Current estimates suggest that a little less than one million bitcoins have been stolen since the emergence of the cryptocurrency. As of today, there are less than 17 million total bitcoins in circulation. The currency is presently limited to 21 million ever to be produced.
Some estimate that as much as 25% of the currency has simply been lost due to negligence or data loss.
This leaves us with a familiar set of problems to fiat currencies with some interesting new twists.
First, the inventory of a stable currency needs to be managed. In the world of fiat currencies, a central bank of some type would govern the creation and decommissioning of currency notes. This can serve two purposes. Paper currency needs maintenance so old notes can be replaced with new ones. The average US currency note stays in circulation for a short 20 months.
Second, it provides a monetary control as to when new currency should be added to the system. Aside from controversial topics like monetary easing and inflation, this system provides the government with an actionable method for controlling the influx of new currency.
In the cryptoeconomics world, this problem is, while not simplified, ignored for a course engineering solution. Bitcoins specifically uses the ‘proof of work’ algorithm to reward miners for propagating the network by releasing new currency on a programmatic basis. This serves to introduce new currency into the market.
Given the caps on how much currency will be released, this gives the bitcoin community a runway to either release more currency or move to a ‘proof at stake’ or alternative algorithm to propagate the network after this threshold has been reached, or reduced mining profitability reduces the number of miners.
The larger problem is when currency goes bad. That is, it is stolen or used for illicit purposes. As an example, there have been studies that show 80%+ of US currency shows traces of cocaine. That is not to say that these bills have all been used in illegal or illicit transactions, but that money which has is put back into the system and is laundered with other money. If all money is a little dirty, no money is too dirty. While not exactly true, the point is that there is no clear way to devalue currency once it has been used for an illegal transaction. Even the banks try to do this with dye packs. As the bank robber is running out the door, these packs explode tainting the currency, and the perpetrator with an indelible dye.
So, what is the cryptocurrency equivalent of solving this problem?
On December 7, NiceHash was hacked. If you’re unfamiliar, NiceHash was the one of the largest marketplaces where currency miners could pair up with coins or buyers wanting to buy hash power.

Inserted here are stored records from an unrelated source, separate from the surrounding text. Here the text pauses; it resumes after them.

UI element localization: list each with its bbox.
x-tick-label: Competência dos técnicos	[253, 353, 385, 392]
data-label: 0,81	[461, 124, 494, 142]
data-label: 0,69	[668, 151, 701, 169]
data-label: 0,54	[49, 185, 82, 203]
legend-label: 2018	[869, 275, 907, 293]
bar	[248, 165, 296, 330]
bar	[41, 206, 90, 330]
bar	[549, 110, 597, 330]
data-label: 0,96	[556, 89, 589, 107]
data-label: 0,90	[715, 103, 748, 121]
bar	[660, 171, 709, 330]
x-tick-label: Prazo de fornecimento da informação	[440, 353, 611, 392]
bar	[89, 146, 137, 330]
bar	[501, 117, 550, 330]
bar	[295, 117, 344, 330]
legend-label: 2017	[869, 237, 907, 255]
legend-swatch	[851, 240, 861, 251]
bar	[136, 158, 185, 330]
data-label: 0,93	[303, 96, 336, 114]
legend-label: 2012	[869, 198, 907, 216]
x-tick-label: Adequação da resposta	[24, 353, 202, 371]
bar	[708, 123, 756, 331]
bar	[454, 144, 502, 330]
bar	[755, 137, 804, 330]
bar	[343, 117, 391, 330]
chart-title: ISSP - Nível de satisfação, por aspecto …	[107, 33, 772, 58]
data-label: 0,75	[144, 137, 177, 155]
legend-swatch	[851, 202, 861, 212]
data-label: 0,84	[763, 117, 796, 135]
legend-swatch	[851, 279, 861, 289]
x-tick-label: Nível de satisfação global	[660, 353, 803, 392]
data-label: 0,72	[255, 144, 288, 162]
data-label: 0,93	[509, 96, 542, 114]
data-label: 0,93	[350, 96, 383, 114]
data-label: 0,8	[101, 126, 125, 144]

They had a hot wallet where they temporarily stored the payouts of their miners. In all, the wallet had about 4700 bitcoins in it. Around 1 a.m., a hacker used a employee’s credentials to log into their VPN and transferred the contents of their wallet to another account.
For days, the stolen funds sat there, untouched. As the crypto community started monitoring their lost wages, quite a few people started paying attention. Recently, the money is moving again.
So, here is the question. Is this stolen currency any less valuable? Should it be inferred that anyone using this currency was involved in the hack?
A few weeks ago, I wrote a post on Risk Anchors. The concept is that there are knowable things about pieces of data in the cryptocurrency world, as well as on the open internet. Risk Anchors presents the idea that risk can be inferred by relationships that one has to these objects.
As a simple example, the NiceHash hack released thousands of bitcoins into a very specific bitcoin account, that is very traceable. If someone asked you to trade goods or services, in essence something more fungible than stolen bitcoins, and they were using the bitcoin account with the stolen coins to pay for it, would you be at least curious if you were receiving stolen funds?
In essence, the goal of a Risk Anchor is to extend existing Know Your Customer laws by inference into a distributed ledger world and create standardized risk models for computing overall risk.
To bring maturity and stability to the cryptoeconomic world, there needs to be an increased level of predictability and measured risk. Knowing the reputation of your customer, and where their money is coming from is one of many potential steps.